Seguridad de las vacunas contra la COVID-19

Nataniel Aldo Chaparro Mérida; Dayany Moreno Samper; Alex Omar Franco Lacato

doi:10.17843/rpmesp.2021.384.9308

Authors

Nataniel Aldo Chaparro Mérida PROSALUD, Cochabamba, Bolivia.Médico; especialista en Inmunología https://orcid.org/0000-0001-6653-4142
Dayany Moreno Samper Hospital Clínico Quirúrgico Docente «Salvador Allende», Cuba.Médico; especialista en Inmunología; máster en asesoramiento genético https://orcid.org/0000-0003-2513-6265
Alex Omar Franco Lacato Universidad Franz Tamayo, Santa Cruz de la Sierra, Bolivia.Hospital Universitario San Juan de Dios, Santa Cruz de la Sierra, Bolivia.Médico; especialista en Inmunología https://orcid.org/0000-0001-6653-4142

DOI:

https://doi.org/10.17843/rpmesp.2021.384.9308

Keywords:

Vaccine, Coronavirus, SARS-CoV-2, Spike Glycoprotein, Immunogenicity, Efficacy, Adverse events, Clinical Trial, Phase III, Pandemics

Abstract

The development and production of safe and effective vaccines against coronavirus disease 2019 (COVID-19) provides hope for controlling the current pandemic.
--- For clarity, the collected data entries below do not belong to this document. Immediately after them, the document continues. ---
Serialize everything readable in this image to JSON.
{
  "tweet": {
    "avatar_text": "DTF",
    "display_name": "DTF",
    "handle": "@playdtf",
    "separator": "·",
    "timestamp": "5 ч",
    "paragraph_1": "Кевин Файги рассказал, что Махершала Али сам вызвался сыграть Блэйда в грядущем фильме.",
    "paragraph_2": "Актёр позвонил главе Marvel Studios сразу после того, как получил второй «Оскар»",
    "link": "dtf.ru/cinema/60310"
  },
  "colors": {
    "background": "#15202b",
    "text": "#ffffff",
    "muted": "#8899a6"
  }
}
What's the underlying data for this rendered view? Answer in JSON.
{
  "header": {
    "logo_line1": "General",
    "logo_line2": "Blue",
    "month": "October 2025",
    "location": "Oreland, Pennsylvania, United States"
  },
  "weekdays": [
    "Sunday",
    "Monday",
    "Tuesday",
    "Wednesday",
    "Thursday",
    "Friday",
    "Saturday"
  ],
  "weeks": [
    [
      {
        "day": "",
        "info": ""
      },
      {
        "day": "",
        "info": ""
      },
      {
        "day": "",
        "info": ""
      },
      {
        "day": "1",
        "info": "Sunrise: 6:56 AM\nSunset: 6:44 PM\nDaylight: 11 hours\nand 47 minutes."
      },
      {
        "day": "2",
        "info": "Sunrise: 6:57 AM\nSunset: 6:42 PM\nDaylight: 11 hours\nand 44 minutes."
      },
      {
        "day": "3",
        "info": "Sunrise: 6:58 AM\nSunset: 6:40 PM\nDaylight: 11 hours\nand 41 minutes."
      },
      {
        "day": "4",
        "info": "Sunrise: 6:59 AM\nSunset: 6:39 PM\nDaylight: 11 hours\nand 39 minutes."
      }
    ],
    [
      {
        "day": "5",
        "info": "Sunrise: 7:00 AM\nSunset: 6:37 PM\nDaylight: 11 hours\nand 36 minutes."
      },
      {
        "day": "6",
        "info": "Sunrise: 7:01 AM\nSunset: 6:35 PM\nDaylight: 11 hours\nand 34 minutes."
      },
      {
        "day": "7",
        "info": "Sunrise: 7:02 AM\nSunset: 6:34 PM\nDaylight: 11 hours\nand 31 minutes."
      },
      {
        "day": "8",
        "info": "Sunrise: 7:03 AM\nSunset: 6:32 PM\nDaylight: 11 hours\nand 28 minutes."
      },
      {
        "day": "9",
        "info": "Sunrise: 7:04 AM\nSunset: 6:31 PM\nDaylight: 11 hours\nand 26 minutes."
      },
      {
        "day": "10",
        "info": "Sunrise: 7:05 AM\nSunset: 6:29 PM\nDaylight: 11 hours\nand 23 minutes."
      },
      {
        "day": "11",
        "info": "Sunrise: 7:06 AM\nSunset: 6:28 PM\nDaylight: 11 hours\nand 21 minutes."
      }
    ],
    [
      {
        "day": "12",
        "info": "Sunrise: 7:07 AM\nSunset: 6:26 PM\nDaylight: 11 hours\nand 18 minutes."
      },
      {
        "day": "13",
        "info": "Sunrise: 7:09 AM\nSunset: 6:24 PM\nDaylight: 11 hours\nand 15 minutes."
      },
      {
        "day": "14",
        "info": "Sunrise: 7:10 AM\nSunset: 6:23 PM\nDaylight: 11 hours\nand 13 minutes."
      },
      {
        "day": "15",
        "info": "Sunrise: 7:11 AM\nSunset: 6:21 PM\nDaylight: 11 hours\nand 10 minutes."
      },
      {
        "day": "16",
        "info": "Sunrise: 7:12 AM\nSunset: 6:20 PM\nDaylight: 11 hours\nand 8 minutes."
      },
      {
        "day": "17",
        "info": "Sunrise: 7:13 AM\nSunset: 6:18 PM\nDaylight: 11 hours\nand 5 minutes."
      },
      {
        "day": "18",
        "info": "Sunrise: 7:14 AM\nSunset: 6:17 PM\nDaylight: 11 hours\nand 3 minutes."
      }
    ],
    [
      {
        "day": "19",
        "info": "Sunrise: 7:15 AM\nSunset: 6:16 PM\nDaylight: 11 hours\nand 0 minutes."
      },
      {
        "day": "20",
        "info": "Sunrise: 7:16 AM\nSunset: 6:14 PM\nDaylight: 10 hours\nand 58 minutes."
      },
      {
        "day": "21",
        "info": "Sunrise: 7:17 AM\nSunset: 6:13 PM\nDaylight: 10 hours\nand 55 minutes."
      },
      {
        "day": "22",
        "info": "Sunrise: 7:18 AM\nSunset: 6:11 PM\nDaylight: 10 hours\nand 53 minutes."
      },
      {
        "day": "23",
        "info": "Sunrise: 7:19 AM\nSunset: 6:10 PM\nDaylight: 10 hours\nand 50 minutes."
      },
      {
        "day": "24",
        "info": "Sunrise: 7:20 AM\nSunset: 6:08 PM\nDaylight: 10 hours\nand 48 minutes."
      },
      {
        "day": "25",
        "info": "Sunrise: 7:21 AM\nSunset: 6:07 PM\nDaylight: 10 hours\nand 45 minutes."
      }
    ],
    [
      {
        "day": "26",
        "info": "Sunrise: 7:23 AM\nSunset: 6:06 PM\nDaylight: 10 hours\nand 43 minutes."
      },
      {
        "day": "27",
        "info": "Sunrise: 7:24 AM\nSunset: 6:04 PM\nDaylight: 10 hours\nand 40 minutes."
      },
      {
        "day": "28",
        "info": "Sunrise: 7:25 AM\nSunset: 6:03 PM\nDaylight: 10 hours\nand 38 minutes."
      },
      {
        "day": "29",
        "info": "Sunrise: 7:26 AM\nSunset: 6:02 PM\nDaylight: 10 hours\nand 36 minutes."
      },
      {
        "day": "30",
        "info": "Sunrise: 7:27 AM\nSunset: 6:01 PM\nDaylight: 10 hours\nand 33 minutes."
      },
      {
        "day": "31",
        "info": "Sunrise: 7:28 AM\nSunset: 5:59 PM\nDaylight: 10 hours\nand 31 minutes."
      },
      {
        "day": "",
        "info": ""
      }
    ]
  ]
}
Adverse events following immunization are unwanted responses or unintended events that must be carefully monitored, as all vaccines, including those developed against SARS-CoV-2, are required to meet safety criteria for administration in humans. Information was collected from the PubMed/Medline database during the months of August 2020 to November 2021. Most adverse events reported in clinical trials were mild or moderate; however, thrombotic events associated with some viral vector-based vaccines against COVID-19 were identified in follow-up studies, although completion of the various ongoing studies and post-marketing surveillance is required to determine all potential adverse events, as well as those of special interest.